Fun facts about Abbotsford, courtesy of Wikipedia: It has 141,000 people, making it the largest municipality in British Columbia outside of Metro Vancouver. Abbotsford has its own international airport, with an airport code of YXX. The airport hosts a world-class annual airshow, which was designated as Canada's National Airshow by then-Prime Minister Trudeau the First.
Here is a look at the progress chart after this week. These small segments are nice as it keeps things interesting since it is so easy to get to a new destination each week.
There were three entries in the Music Finds playlist for this week. Technically it is named the "Music Finds - Week of 23Nov2020" playlist since I created it two weeks ago but did not listen to it until this past week.
First up was "Tunnel of Love" by Art Blakey. I liked this one better than "A Christmas Soul Night" perhaps since it was one-sixth as long. Prince Albert was a good track, but I was not really keen on the rest of the album. I have listened to a lot of Blakey lately, and I thought there were three more albums released in 2020 covering his catalogue. Of those remaining, I am really looking forward to two of them ("Is it True ...? and an album with Thelonious Monk). In addition, there were two more released in the last two weeks. So much Blakey, so little time.
Next was a jazz piano album recommended by my friend Trent. Aaron Parks "Little Big II: Dreams of a Mechanical Man" was a fantastic album with three standouts. Here and Friendo were really good, but the title track was superb. I am definitely going to seek out more albums from Parks.
Last up was my favorite for the week, a live album from Arctic Monkeys. "Live at the Royal Albert Hall" really blew me away. Their live performances are amazing and definitely made me want to see them live, if that is ever possible in the future.
All in all, a really good week for music. Looking forward to digging into a 1983 Brian Eno release, and another Art Blakey. Plus I think I will listen to the new song from Elvis Costello and Iggy Pop. What a combo that is!
Three new beers this week, bringing my unique check-ins up to 703.
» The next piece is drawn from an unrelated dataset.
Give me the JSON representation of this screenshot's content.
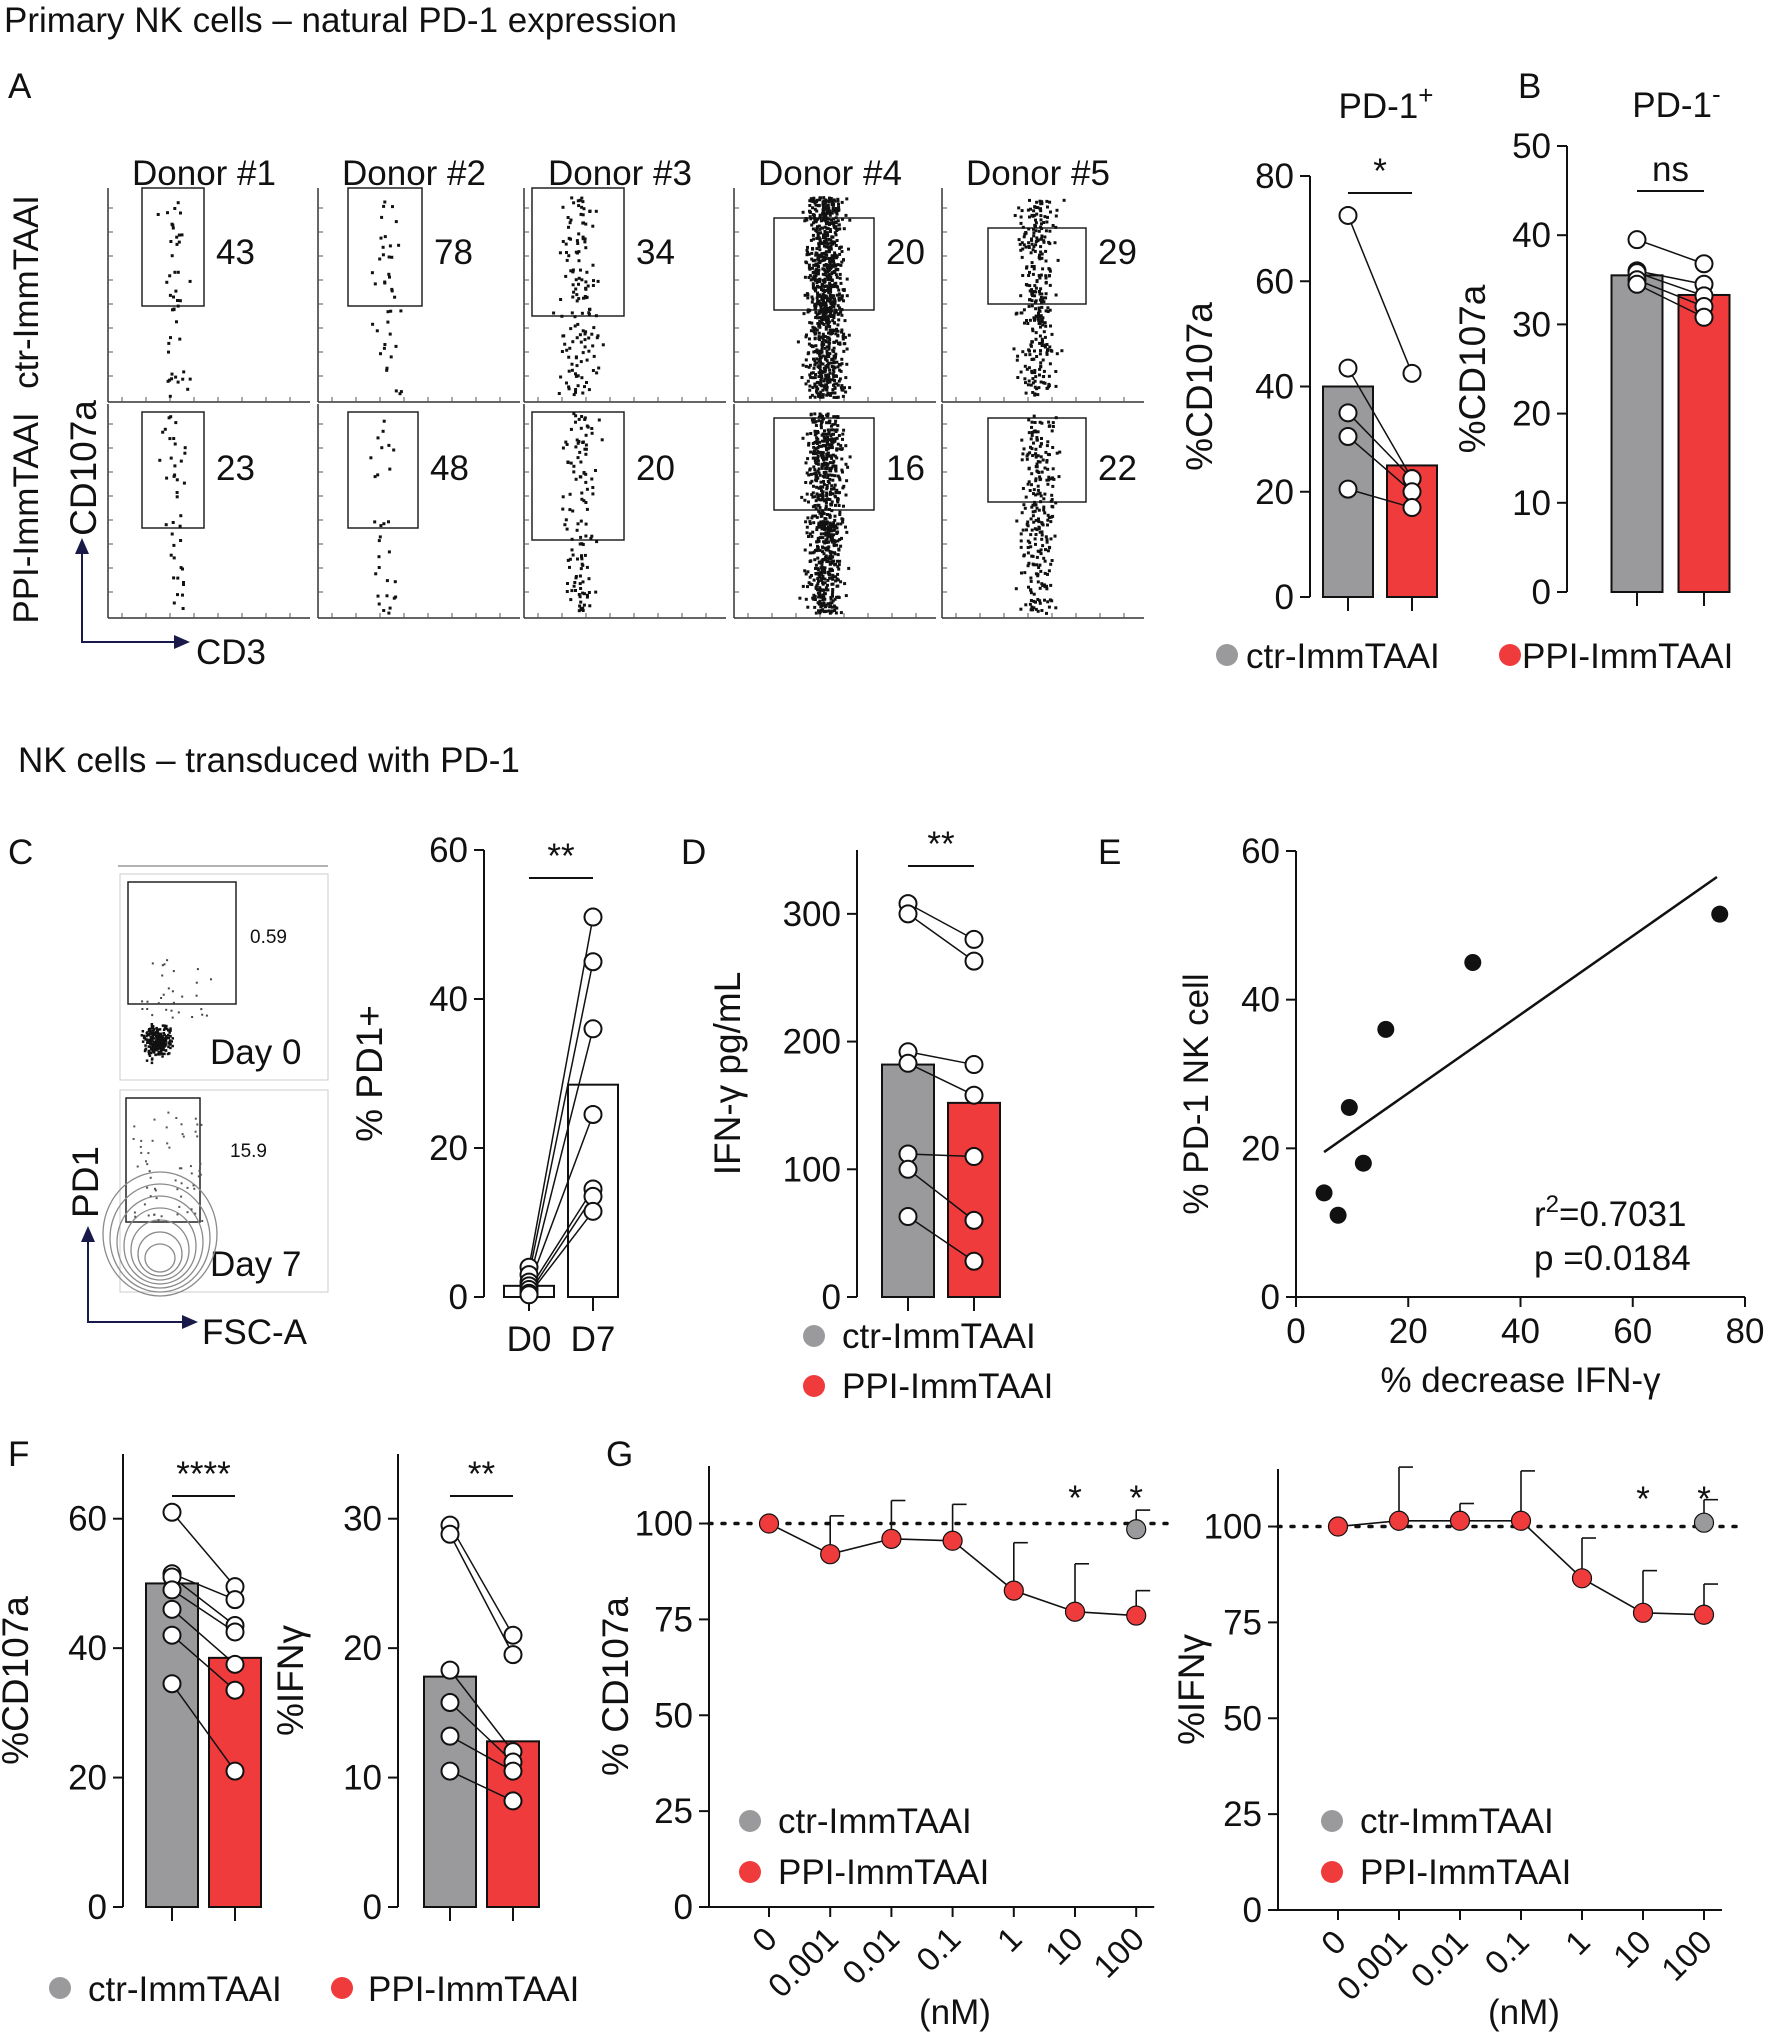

Beer #701 was the 2017 Russian Imperial Stout from Brewsters. This was a good version of a Russian Stout, and was boozy without masking the flavor of the beer. I would really like to see a 2020 version of this beer. (3.25 / 5)
Beer #702 was my second beer from Corsendonk. I had their Pater Dubbel a few weeks ago, and I liked that one quite a bit. The Grand Hops (2020) was another high alcohol beer and it did not taste like 6.9%. It had a good taste but I did not really gets much hops taste from it. (3.25 / 5) While a bit of a disappointment after the 3.75 rating for the Pater Dubbel, this was still good and the average for the two beers from Corsendonk is 3.5, so I will definitely look for others from them.
Finally, Beer #703 was yet another high ABV and this was my favorite of the week. Part of Alberta Beer Week for 2020, SYC Brewing from here in Edmonton created a Unity Brew Wee Heavy Scotch Ale. Great color and taste, nice foam. A wee heavy that did not lose the flavor due to the ABV. Nice stuff from a local brewery. (3.5 / 5)
Two words this week. Note that I did not say new words, since I am sure that one was a repeat. Forgetting these words makes me feel like a pox on society, and I sometimes wish I could find someone who could supply me with what I need to travel back in time to make it so I learn these words the first time.